The broad conclusion of the study is that humans are pretty adept at deciphering adversarial images, even from a machine learning model’s point of view. “The present results suggest that human intuition is a reliable source of information about how machines will classify images — even for adversarial images that have been specifically designed to fool the machine,” it reads.

But in speaking with Firestone, it’s clear he has a broader and more nuanced take on what the research is uncovering. “Any time you interact with a new piece of technology, one thing that you need to do is not only know how to use it in the cases where you’re supposed to use it, but you also need to know about when it will fail.” He gave the example of AI assistants like Siri or Alexa; we know we can’t always use colloquial phrases to communicate with them, or perform voice commands with a mouthful of food.

“The same thing is going to have to be true for machine vision technology,” Firestone said. “If you’re a radiologist who uses one of these machines to help you screen for cancer, or if you’re passively operating a car that’s driving itself, you are going to have to know [when] you’re in one of those situations when the machine doesn’t work the way it’s supposed to.” Lives may depend on your knowledge and awareness.

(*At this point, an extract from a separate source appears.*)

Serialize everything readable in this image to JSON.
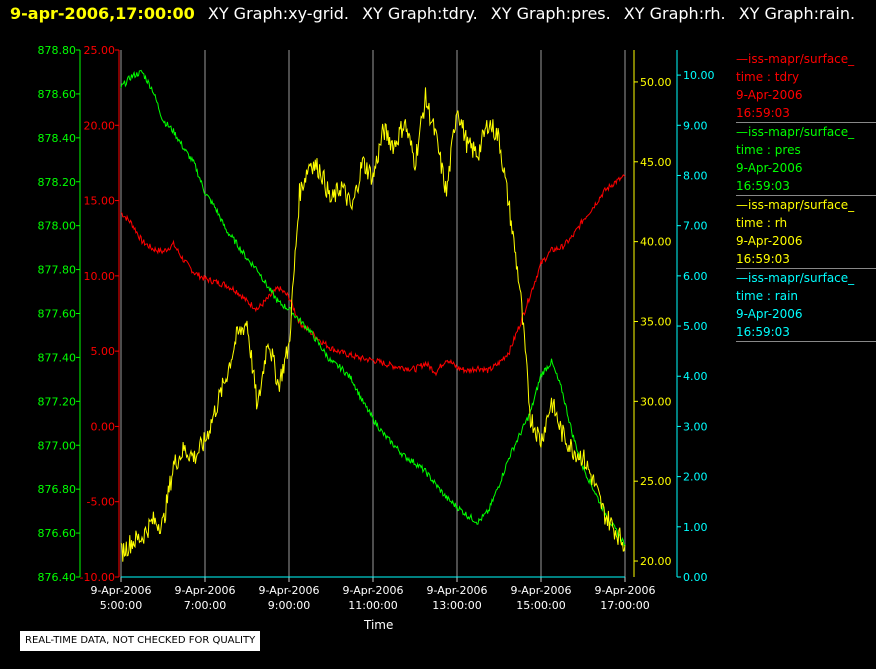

He said that the results of this study are actually hopeful, an early indicator that humans can learn how and when our machines will fail or screw up, like understanding that at sunset your autonomous car is dealing with problematic lighting conditions different from those in its training environment.

Though hopeful, Firestone is frank about the challenges involved: “You’re going to have to start developing an intuition for when your machines succeed and for when they fail.”

The good news, as the study showed, is that we’re capable of doing so.